In order to meet regulatory needs, reliability of the predicted results should be assessed. In case of classic quantitative structure-activity relationships (QSAR) modelling, this idea can be
realised by analysing, whether the predicted value is located within so-called applicability domain. The applicability domain is a theoretical region, defined by the range of toxicity values
and structural descriptors for the training compounds, where the predictions may be considered as realistic ones. In a specific case of read-across, the assessment is performed based on the
assessment of degree of similarity between the source and target compounds (in %). Moreover, the internal consistency of the group of source compounds (called category in OECD Toolbox
nomenclature, independently which approach: analogue approach or category approach is used). The category consistency check could be based on the parameters describing the
structural similarity and/or properties as well as mechanistic similarity of the tested compounds.
For example, all members of the category (analogues as well as target substance) need to have the same functional groups and endpoint specific alerts.
In the case of read-across-based prediction of the in vitro cytogenicity of the iron (II) glycine sulphate (VI) trihydrate, the read-across hypothesis considers that all category members
(bio)transform into the same/similar, common compounds: iron (II) ions and sulphate ions. The target as well as source compound have the same/similar results according to the structure
similarity profilers (Chemical elements, Groups of elements, Lipinski Rule Oasis). Moreover, both
category members have no endpoint specific alerts according to Protein binding alerts for
Chromosomal aberration by OASIS. Based on the Dice measure, the structural similarity between
dissociation products of source and target substances (besides glycine) was equal to
47,1%.
Besides, the category consistency, the boundaries of the applicability domain are verified by the critical value of log KOW. In case of Fe(Gly)SO4x3H2O, the log KOW value is available,
however in case of one to one approach, this criterion would be met only if source and target
compound are the same substance.
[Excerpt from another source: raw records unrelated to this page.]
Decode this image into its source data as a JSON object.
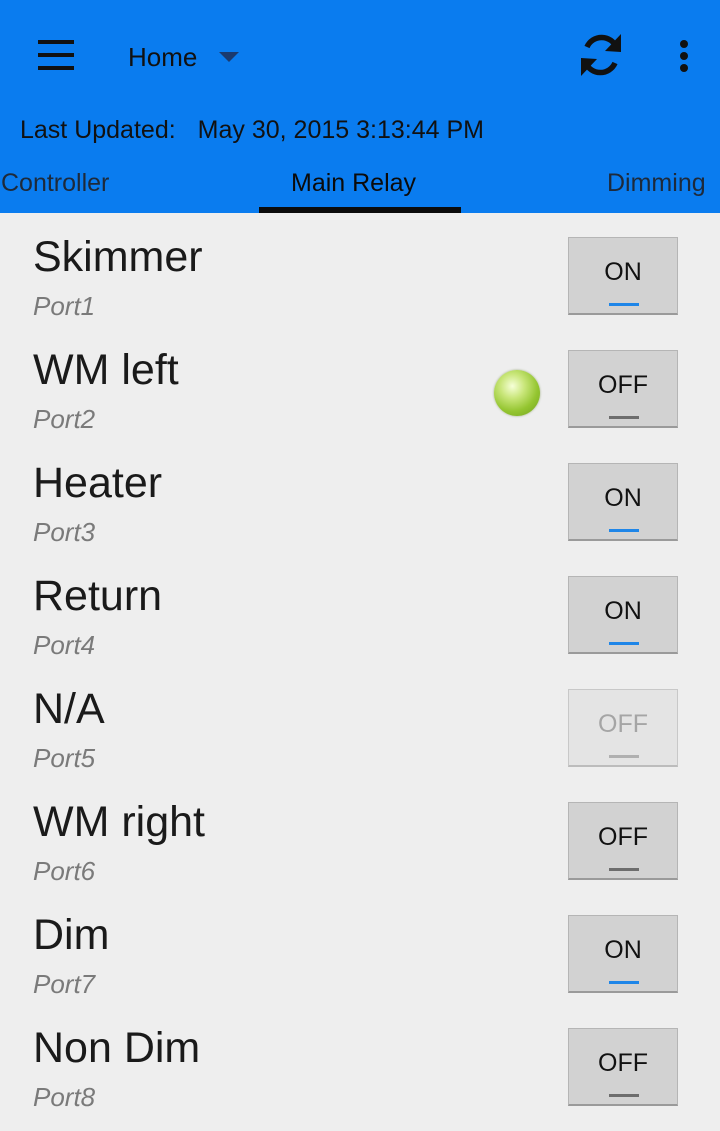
{
  "toolbar": {
    "spinner_label": "Home",
    "menu_icon": "hamburger-menu-icon",
    "refresh_icon": "refresh-icon",
    "overflow_icon": "more-vert-icon"
  },
  "status": {
    "last_updated_label": "Last Updated:",
    "last_updated_value": "May 30, 2015 3:13:44 PM"
  },
  "tabs": [
    {
      "label": "Controller",
      "active": false
    },
    {
      "label": "Main Relay",
      "active": true
    },
    {
      "label": "Dimming",
      "active": false
    }
  ],
  "ports": [
    {
      "name": "Skimmer",
      "port": "Port1",
      "state": "ON",
      "enabled": true,
      "indicator": false
    },
    {
      "name": "WM left",
      "port": "Port2",
      "state": "OFF",
      "enabled": true,
      "indicator": true
    },
    {
      "name": "Heater",
      "port": "Port3",
      "state": "ON",
      "enabled": true,
      "indicator": false
    },
    {
      "name": "Return",
      "port": "Port4",
      "state": "ON",
      "enabled": true,
      "indicator": false
    },
    {
      "name": "N/A",
      "port": "Port5",
      "state": "OFF",
      "enabled": false,
      "indicator": false
    },
    {
      "name": "WM right",
      "port": "Port6",
      "state": "OFF",
      "enabled": true,
      "indicator": false
    },
    {
      "name": "Dim",
      "port": "Port7",
      "state": "ON",
      "enabled": true,
      "indicator": false
    },
    {
      "name": "Non Dim",
      "port": "Port8",
      "state": "OFF",
      "enabled": true,
      "indicator": false
    }
  ],
  "colors": {
    "header_bg": "#0a7cef",
    "page_bg": "#eeeeee",
    "toggle_on_bar": "#1f86e8",
    "toggle_off_bar": "#6d6d6d",
    "indicator_led": "#94c530"
  }
}
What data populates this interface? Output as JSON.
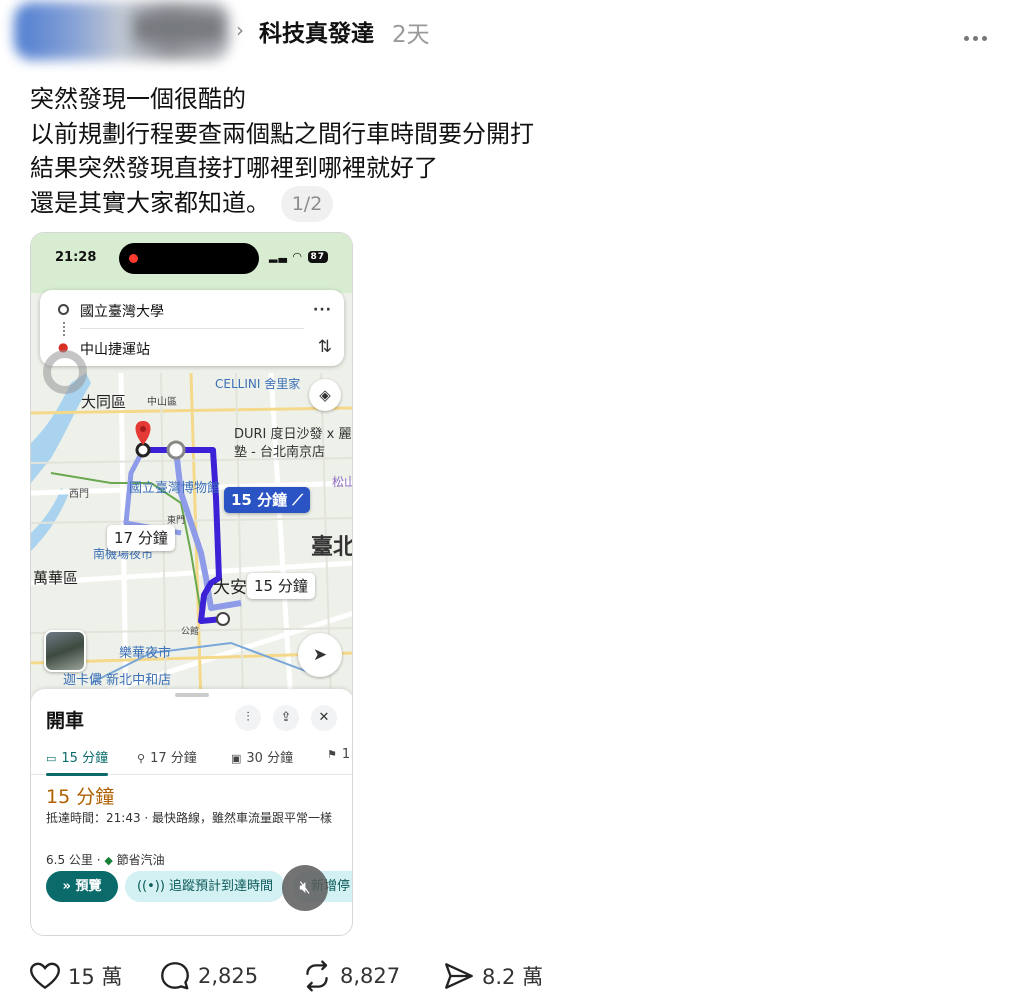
{
  "post": {
    "source_name": "科技真發達",
    "time_ago": "2天",
    "text_lines": [
      "突然發現一個很酷的",
      "以前規劃行程要查兩個點之間行車時間要分開打",
      "結果突然發現直接打哪裡到哪裡就好了",
      "還是其實大家都知道。"
    ],
    "image_pager": "1/2"
  },
  "phone": {
    "status_time": "21:28",
    "battery": "87",
    "route": {
      "origin": "國立臺灣大學",
      "destination": "中山捷運站"
    },
    "map_labels": {
      "cellini": "CELLINI 舍里家",
      "datong": "大同區",
      "zhongshan_dist": "中山區",
      "duri_1": "DURI 度日沙發 x 麗",
      "duri_2": "塾 - 台北南京店",
      "museum": "國立臺灣博物館",
      "taipei": "臺北",
      "daan": "大安",
      "nanjichang": "南機場夜市",
      "wanhua": "萬華區",
      "lehua": "樂華夜市",
      "carrefour": "迦卡儂 新北中和店",
      "ximen": "西門",
      "dongmen": "東門",
      "gongguan": "公館",
      "songshan": "松山",
      "zhongshan_small": "中山區"
    },
    "map_chips": {
      "primary": "15 分鐘",
      "alt_1": "17 分鐘",
      "alt_2": "15 分鐘"
    },
    "sheet": {
      "title": "開車",
      "tabs": [
        "15 分鐘",
        "17 分鐘",
        "30 分鐘",
        "1"
      ],
      "eta_big": "15 分鐘",
      "eta_detail": "抵達時間：21:43 · 最快路線，雖然車流量跟平常一樣",
      "distance": "6.5 公里",
      "fuel": "節省汽油",
      "preview_label": "預覽",
      "track_label": "追蹤預計到達時間",
      "add_label": "新增停"
    }
  },
  "actions": {
    "likes": "15 萬",
    "comments": "2,825",
    "reposts": "8,827",
    "shares": "8.2 萬"
  },
  "colors": {
    "route_primary": "#3b22d6",
    "route_alt": "#8e9be8",
    "accent_teal": "#0b6b6b",
    "eta_orange": "#b06000"
  },
  "icons": [
    "chevron-right-icon",
    "more-icon",
    "layers-icon",
    "locate-icon",
    "swap-icon",
    "car-icon",
    "motorcycle-icon",
    "transit-icon",
    "walk-icon",
    "filter-icon",
    "share-icon",
    "close-icon",
    "leaf-icon",
    "mute-icon",
    "heart-icon",
    "comment-icon",
    "repost-icon",
    "send-icon"
  ]
}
Thus, informarion that target chemical is out of domain is not
critical in this situation.

Species / strain:

mammalian cell line, other:

Metabolic activation:

not specified

Genotoxicity:

other:

Remarks:

QSAR

Cytotoxicity / choice of top concentrations:

cytotoxicity

Remarks:

The in vitro mammalian chromosome aberration for the target substance is predicted as positive.

Additional information on results:

The in vitro mammalian chromosome aberration for the target substance is predicted as positive.

Remarks on result:

ambiguous mutagenic potential (based on QSAR/QSPR prediction)

Conclusions:

The in vitro mammalian chromosome aberration for the target substance is predicted as positive.